L’inégale répartition de la ressource se reflète en partie dans l’inégale répartition des sites. Il est cependant remarquable que nous ayons trouvé des traces d’occupation humaine, nomade et surtout sédentaire, dans presque tous les secteurs de la région. D’ailleurs, l’étude des aménagements hydrauliques, témoins parmi les plus importants de l’occupation humaine, confirme à quel point cette région a été mise en valeur dans tous ses espaces possibles. Ainsi, là où l’eau est plus rare, ce ne sont pas les puits mais les citernes qui sont les plus répandues : c’est le cas dans le sud-est de la région. Dans cet espace où le sol est d’une qualité médiocre et l’eau peu abondante, la mise en valeur agricole a privilégié l’élevage, sédentaire ou nomade. Ici, les citernes permettaient l’alimentation en eau des hommes et du bétail.

L’importance de l’exploitation agricole est évidente, mais deux autres modes d’exploitation du sol ont été mis en évidence et ont pu être importants selon les époques.

Il s’agit, dans un premier temps, du sel du lac Jabbûl. Au point de vue archéologique, des structures s’apparentant à des casiers à sel ont été observées sur le site de Jbayn 3. Par ailleurs, l’exploitation du sel est attestée par des textes à partir de l’époque byzantine et, dans le même secteur (Jabbûl), jusqu’à l’époque actuelle. Pour les périodes antérieures, la présence de cette activité est incertaine : Schwartz et al. (2000) n’en ont pas trouvé de preuve dans le site de Um al-Marâ, en particulier dans les niveaux du Bronze. L’originalité des traces relevées sur notre terrain est leur localisation à l’ouest du lac alors que jusqu’à présent seule l’exploitation du nord (Jabbûl) était connue. Un second élément fait de cette région plus qu’un simple espace agricole autarcique : sa position stratégique sur les routes commerciales entre la Méditerranée et la Mésopotamie. Des sites comme ceux de Sfirat, Jabbûl, Um al-Marâ, Zabad ou Khanasir ont été, à certains moments de l’histoire de la région, des étapes importantes sur ces voies commerciales. Cette situation privilégiée, et les débouchés commerciaux qui en résultent, expliquent pour partie le caractère particulièrement dense et généralisé de la mise en valeur agricole que nous avons constaté. Une partie des productions devaient en effet être réservées à l’exportation. Elles expliquent également le développement probable des salines, même si l’on suppose que ce sel approvisionnait d’abord Alep (savonneries 166 et ménages).
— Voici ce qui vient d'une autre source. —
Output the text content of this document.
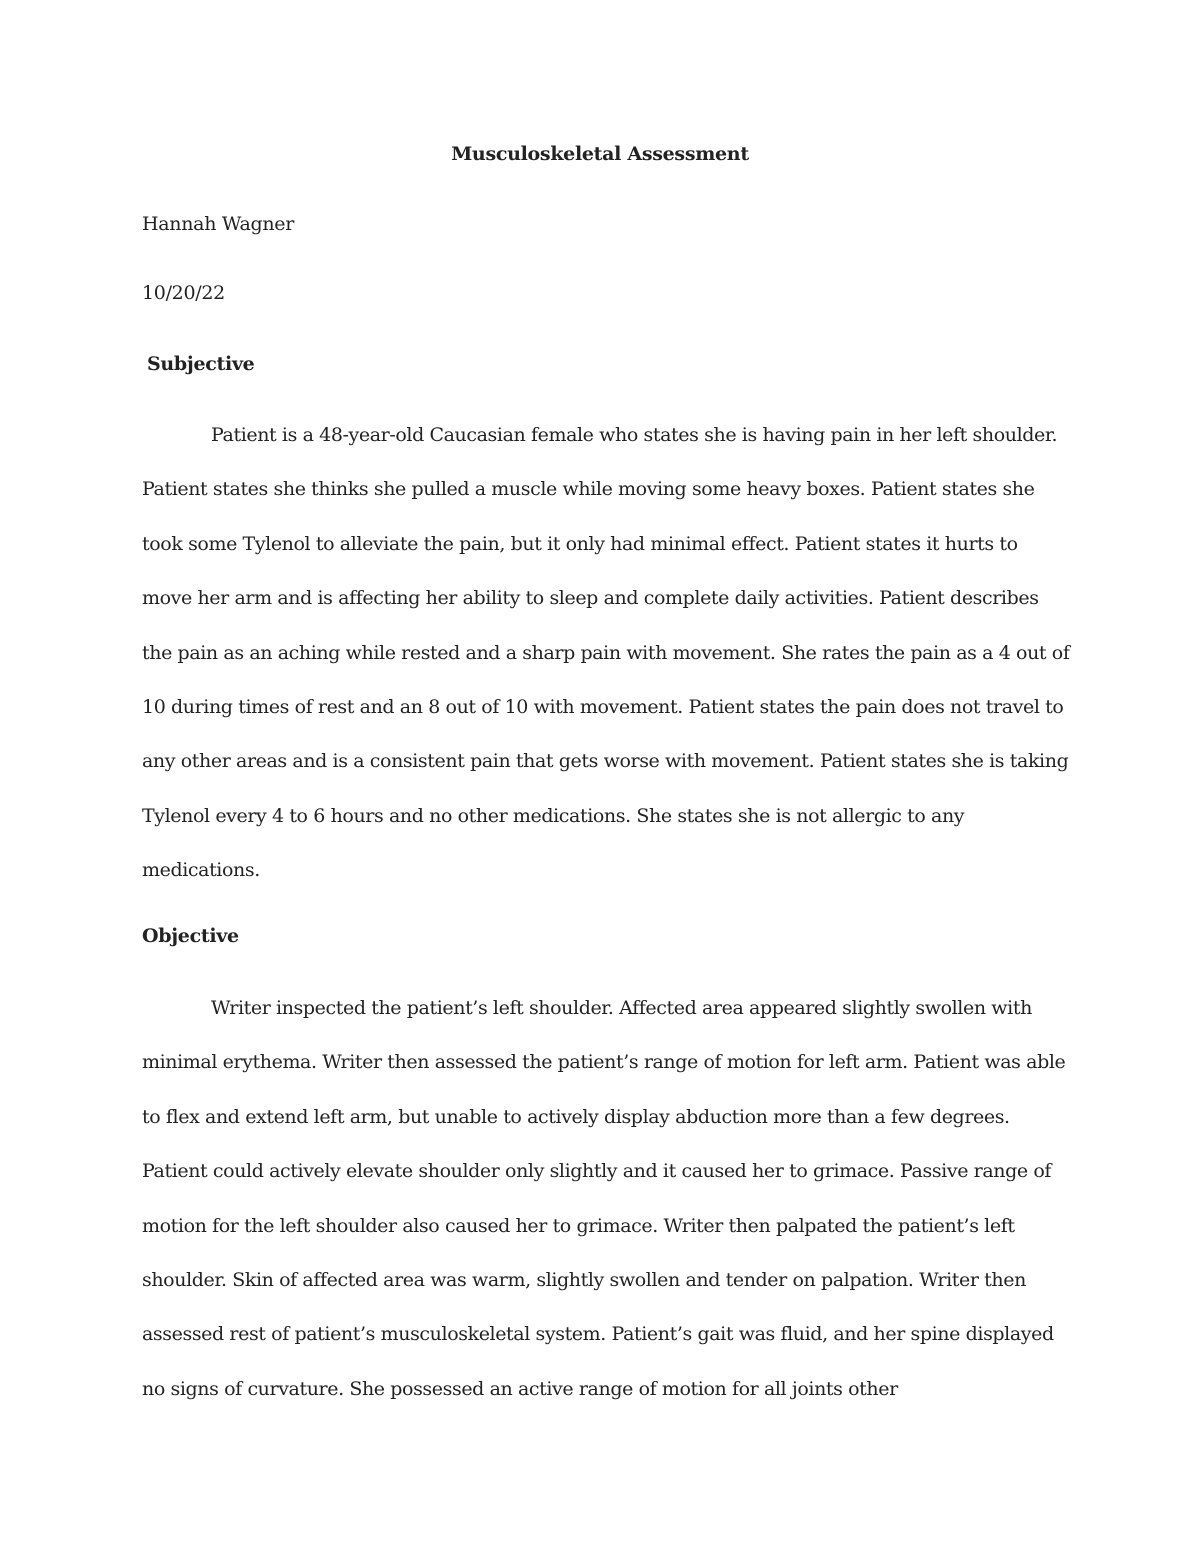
Musculoskeletal Assessment
Hannah Wagner
10/20/22
Subjective

Patient is a 48-year-old Caucasian female who states she is having pain in her left shoulder. Patient states she thinks she pulled a muscle while moving some heavy boxes. Patient states she took some Tylenol to alleviate the pain, but it only had minimal effect. Patient states it hurts to move her arm and is affecting her ability to sleep and complete daily activities. Patient describes the pain as an aching while rested and a sharp pain with movement. She rates the pain as a 4 out of 10 during times of rest and an 8 out of 10 with movement. Patient states the pain does not travel to any other areas and is a consistent pain that gets worse with movement. Patient states she is taking Tylenol every 4 to 6 hours and no other medications. She states she is not allergic to any medications.

Objective

Writer inspected the patient’s left shoulder. Affected area appeared slightly swollen with minimal erythema. Writer then assessed the patient’s range of motion for left arm. Patient was able to flex and extend left arm, but unable to actively display abduction more than a few degrees. Patient could actively elevate shoulder only slightly and it caused her to grimace. Passive range of motion for the left shoulder also caused her to grimace. Writer then palpated the patient’s left shoulder. Skin of affected area was warm, slightly swollen and tender on palpation. Writer then assessed rest of patient’s musculoskeletal system. Patient’s gait was fluid, and her spine displayed no signs of curvature. She possessed an active range of motion for all joints other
On perçoit ici que la mise en perspective historique, dans ses dimensions économiques et politiques, apporte un éclairage indispensable à l’analyse de l’occupation humaine. Ce sera l’objet du prochain chapitre, dans lequel on insistera également sur le rôle des facteurs naturels dans la mise en valeur.

Notes
165.

Nous adoptons le point de vue de J.-C. Échallier et F. Braemer (1995) sur la fonction de ces kites.

166.

Voir par exemple N. Élisséeff (1967, III, p. 869) qui évoque l’utilisation du sel de Jabbûl dans la fabrication du savon d’Alep au XIIe siècle.